In effect, wealthy taxpayers pay almost all of the taxes in New York City, while the lower 50% not only pay almost nothing but also receive government benefits. The lower 30% of NYC residents do almost no work. This is supported by Census Bureau data showing that the lowest income quintile in New York City earns a mean household income of just $12,294, equivalent to roughly 14 hours per week at New York’s minimum wage of $16.50, which is already nearly double the federal minimum wage of $7.25.

According to the New York State Department of Taxation and Finance, millionaires paid 44.6% of all personal income tax collected in tax year 2024, while the top 200,000 taxpayers paid 51.9%. Millionaires also accounted for over 75% of all reported capital gains in the state that year. Meanwhile, the bottom 50% of taxpayers paid just 0.2%. According to 2023 data from the NYC Independent Budget Office, the top 1% of city income tax filers paid approximately one-third of all city income tax revenue, with a threshold of at least $906,677 in income.

“When I ran for mayor, I said I was going to tax the rich.

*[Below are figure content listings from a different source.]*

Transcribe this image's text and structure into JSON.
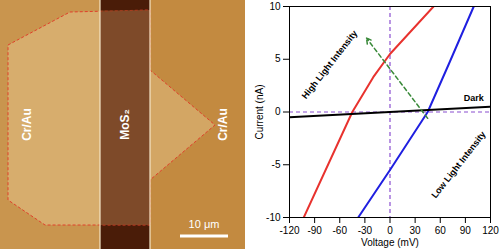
{
  "image_panel": {
    "labels": [
      "Cr/Au",
      "MoS₂",
      "Cr/Au"
    ],
    "scale_bar": "10 μm"
  },
  "chart_data": {
    "type": "line",
    "x_label": "Voltage (mV)",
    "y_label": "Current (nA)",
    "xlim": [
      -120,
      120
    ],
    "xticks": [
      -120,
      -90,
      -60,
      -30,
      0,
      30,
      60,
      90,
      120
    ],
    "ylim": [
      -10,
      10
    ],
    "yticks": [
      -10,
      -5,
      0,
      5,
      10
    ],
    "series": [
      {
        "name": "High Light Intensity",
        "color": "#e8322e",
        "x": [
          -103,
          -45,
          -20,
          0,
          52
        ],
        "values": [
          -10,
          0,
          3.3,
          5.5,
          10
        ],
        "label_at": [
          -72,
          4.5
        ]
      },
      {
        "name": "Low Light Intensity",
        "color": "#1f1fe0",
        "x": [
          -38,
          0,
          45,
          70,
          100
        ],
        "values": [
          -10,
          -5.5,
          0,
          4.5,
          10
        ],
        "label_at": [
          82,
          -5
        ]
      },
      {
        "name": "Dark",
        "color": "#000000",
        "x": [
          -120,
          120
        ],
        "values": [
          -0.5,
          0.5
        ],
        "label_at": [
          100,
          1.3
        ]
      }
    ],
    "reference_lines": [
      {
        "axis": "x",
        "value": 0,
        "color": "#8a4fd0"
      },
      {
        "axis": "y",
        "value": 0,
        "color": "#8a4fd0"
      }
    ],
    "arrow": {
      "from": [
        45,
        -0.6
      ],
      "to": [
        -28,
        7
      ],
      "color": "#3a8a3a"
    }
  }
}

Well, today we’re taxing the rich,” Mamdani declared in a video filmed outside 220 Central Park South, where Citadel CEO Ken Griffin owns a four-floor penthouse purchased for $238 million. On April 15, Mamdani and Governor Kathy Hochul jointly announced a pied-à-terre tax, French for “foot on the ground,” an annual surcharge on one-to-three-family homes, condominiums, and co-ops valued above $5 million whose owners maintain a primary residence outside New York City.

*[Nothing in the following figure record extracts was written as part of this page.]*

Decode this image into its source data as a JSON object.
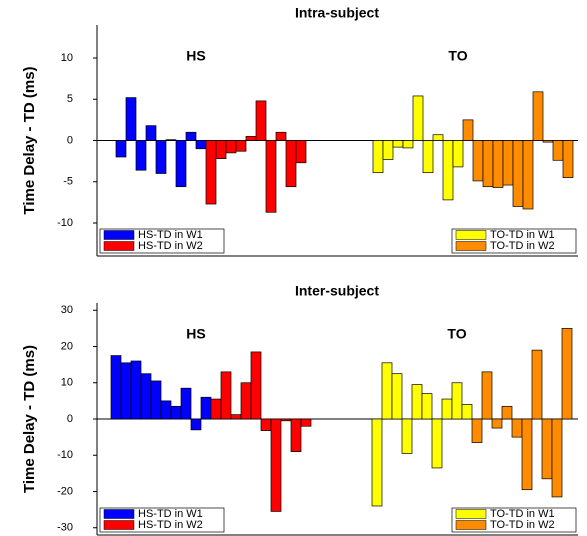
{
  "chart_data": [
    {
      "type": "bar",
      "title": "Intra-subject",
      "y_label": "Time Delay - TD (ms)",
      "ylim": [
        -14,
        14
      ],
      "yticks": [
        -10,
        -5,
        0,
        5,
        10
      ],
      "groups": [
        {
          "label": "HS",
          "legend": "lower left",
          "series": [
            {
              "name": "HS-TD in W1",
              "color": "#0000ff",
              "values": [
                -2,
                5.2,
                -3.6,
                1.8,
                -4,
                0.1,
                -5.6,
                1,
                -1
              ]
            },
            {
              "name": "HS-TD in W2",
              "color": "#ff0000",
              "values": [
                -7.7,
                -2.2,
                -1.5,
                -1.3,
                0.5,
                4.8,
                -8.7,
                1,
                -5.6,
                -2.7
              ]
            }
          ]
        },
        {
          "label": "TO",
          "legend": "lower right",
          "series": [
            {
              "name": "TO-TD in W1",
              "color": "#ffff00",
              "values": [
                -3.9,
                -2.3,
                -0.8,
                -0.9,
                5.4,
                -3.9,
                0.7,
                -7.2,
                -3.2
              ]
            },
            {
              "name": "TO-TD in W2",
              "color": "#ff8c00",
              "values": [
                2.5,
                -4.9,
                -5.6,
                -5.7,
                -5.4,
                -8,
                -8.3,
                5.9,
                -0.2,
                -2.4,
                -4.5
              ]
            }
          ]
        }
      ]
    },
    {
      "type": "bar",
      "title": "Inter-subject",
      "y_label": "Time Delay - TD (ms)",
      "ylim": [
        -32,
        32
      ],
      "yticks": [
        -30,
        -20,
        -10,
        0,
        10,
        20,
        30
      ],
      "groups": [
        {
          "label": "HS",
          "legend": "lower left",
          "series": [
            {
              "name": "HS-TD in W1",
              "color": "#0000ff",
              "values": [
                17.5,
                15.5,
                16,
                12.5,
                10.5,
                5,
                3.5,
                8.5,
                -3,
                6
              ]
            },
            {
              "name": "HS-TD in W2",
              "color": "#ff0000",
              "values": [
                5.5,
                13,
                1.2,
                10,
                18.5,
                -3.2,
                -25.5,
                -0.5,
                -9,
                -2
              ]
            }
          ]
        },
        {
          "label": "TO",
          "legend": "lower right",
          "series": [
            {
              "name": "TO-TD in W1",
              "color": "#ffff00",
              "values": [
                -24,
                15.5,
                12.5,
                -9.5,
                9.5,
                7,
                -13.5,
                5.5,
                10,
                4
              ]
            },
            {
              "name": "TO-TD in W2",
              "color": "#ff8c00",
              "values": [
                -6.5,
                13,
                -2.5,
                3.5,
                -5,
                -19.5,
                19,
                -16.5,
                -21.5,
                25
              ]
            }
          ]
        }
      ]
    }
  ]
}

Mamdani argued that such properties are often left vacant while still benefiting from rising real estate values, calling the arrangement “a fundamentally unfair system that hurts working New Yorkers.”

Yet the non-resident owners he targets are, by definition, not drawing on city services. The revenue he proposes to extract from them would flow not to working New Yorkers but to welfare programs serving those who don’t work, transferring wealth from tax producers to tax consumers.